In conclusion, Yellen touches on the ghosts of Japan’s Co-Prosperity Sphere, which continued to haunt Asia long after the war. As Yellen quotes Shinobu Seizaburō’s argument, there were two Pacific Wars—one that was a war of empires and another being an anticolonial war fought by occupied territories in Southeast Asia (207). Although Japan lost both wars, the concept of Co-Prosperity did not die. After the war ended, the media in the US lamented in response to the nationalistic surge across the South East that the slogan “Asia for the Asiatics” appeared to have won.
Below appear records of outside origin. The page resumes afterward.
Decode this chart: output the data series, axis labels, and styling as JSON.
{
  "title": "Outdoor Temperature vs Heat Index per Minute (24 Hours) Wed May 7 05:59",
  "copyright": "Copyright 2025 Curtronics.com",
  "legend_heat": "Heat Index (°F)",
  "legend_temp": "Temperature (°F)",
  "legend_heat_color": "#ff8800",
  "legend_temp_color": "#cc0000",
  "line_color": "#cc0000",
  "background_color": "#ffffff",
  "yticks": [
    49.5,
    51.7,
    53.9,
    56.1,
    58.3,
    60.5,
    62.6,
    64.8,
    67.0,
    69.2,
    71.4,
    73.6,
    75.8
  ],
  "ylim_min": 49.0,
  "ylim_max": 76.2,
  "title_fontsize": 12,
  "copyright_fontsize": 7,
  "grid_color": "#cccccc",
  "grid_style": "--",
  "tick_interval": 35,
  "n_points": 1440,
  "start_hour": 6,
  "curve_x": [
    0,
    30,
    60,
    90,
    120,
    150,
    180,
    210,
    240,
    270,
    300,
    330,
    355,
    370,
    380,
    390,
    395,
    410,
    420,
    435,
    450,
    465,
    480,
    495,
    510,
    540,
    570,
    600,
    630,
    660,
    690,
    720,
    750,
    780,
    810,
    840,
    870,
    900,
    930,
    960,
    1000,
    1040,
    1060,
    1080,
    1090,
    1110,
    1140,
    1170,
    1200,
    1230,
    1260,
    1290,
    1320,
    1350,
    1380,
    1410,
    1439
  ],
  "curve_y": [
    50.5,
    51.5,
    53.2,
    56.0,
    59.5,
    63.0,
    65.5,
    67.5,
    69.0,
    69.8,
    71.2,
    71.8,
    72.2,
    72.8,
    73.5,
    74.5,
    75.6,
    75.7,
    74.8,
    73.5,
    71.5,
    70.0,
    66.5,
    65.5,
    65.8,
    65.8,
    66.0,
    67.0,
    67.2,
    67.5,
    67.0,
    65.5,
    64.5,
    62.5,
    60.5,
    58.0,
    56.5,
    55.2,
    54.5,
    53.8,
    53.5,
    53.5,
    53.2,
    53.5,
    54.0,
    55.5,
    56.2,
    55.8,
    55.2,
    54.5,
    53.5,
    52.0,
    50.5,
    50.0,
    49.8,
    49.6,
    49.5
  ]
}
Then, by the fall of 1949, the US State Department discussed the need to “get Japan back into the old Great East Asian Co-Prosperity sphere” to assist Japan’s industrial rehabilitation and make it a stable US buffer in the Cold War. Precisely because the notion of the Co-Prosperity Sphere was a “moving target” (208) and because the name sounded appealing (more so than the German slogan Lebensraum), it could be employed and manipulated by different people at different times even after World War II.
To attain a more comprehensive view of the Co-Prosperity Sphere, it is desirable to study and compare China and Manchukuo, the Dutch East Indies, and India on multiple levels of analysis. Precisely because the Co-Prosperity Sphere was overpromising, it remains difficult to discern which parts of it remained mere fantasies or became realities in what manners to whom. New works are emerging in Japan that investigate the convoluted relations the regional leaders had with Japan under the Co-Prosperity Sphere and their impact on Asian development after World War II. Studies on Wang Jingwei and other leaders in Japan-occupied territories in China are burgeoning to gauge their overall impact on the Chinese Civil War. There is also growing literature on the role of white Russian collaborators in Manchukuo as cultural intermediaries between Russia and Asia. The place of Islam in the Co-Prosperity Sphere is another area of growing interest. Takeshima Yoshinari’s latest work, DaiTōA Kyōeiken no “Dokuritsu Biruma” (“Independent Burma” in the Greater East Asian Co-Prosperity Sphere; Tokyo: Minerva Shobō, 2020) is noteworthy in that it discusses both Japanese compromise and appeasement as well as atrocity and injustice in Burma. Yellen’s study is a welcome step toward a fuller understanding of GEACPS led by international scholars on a truly global basis.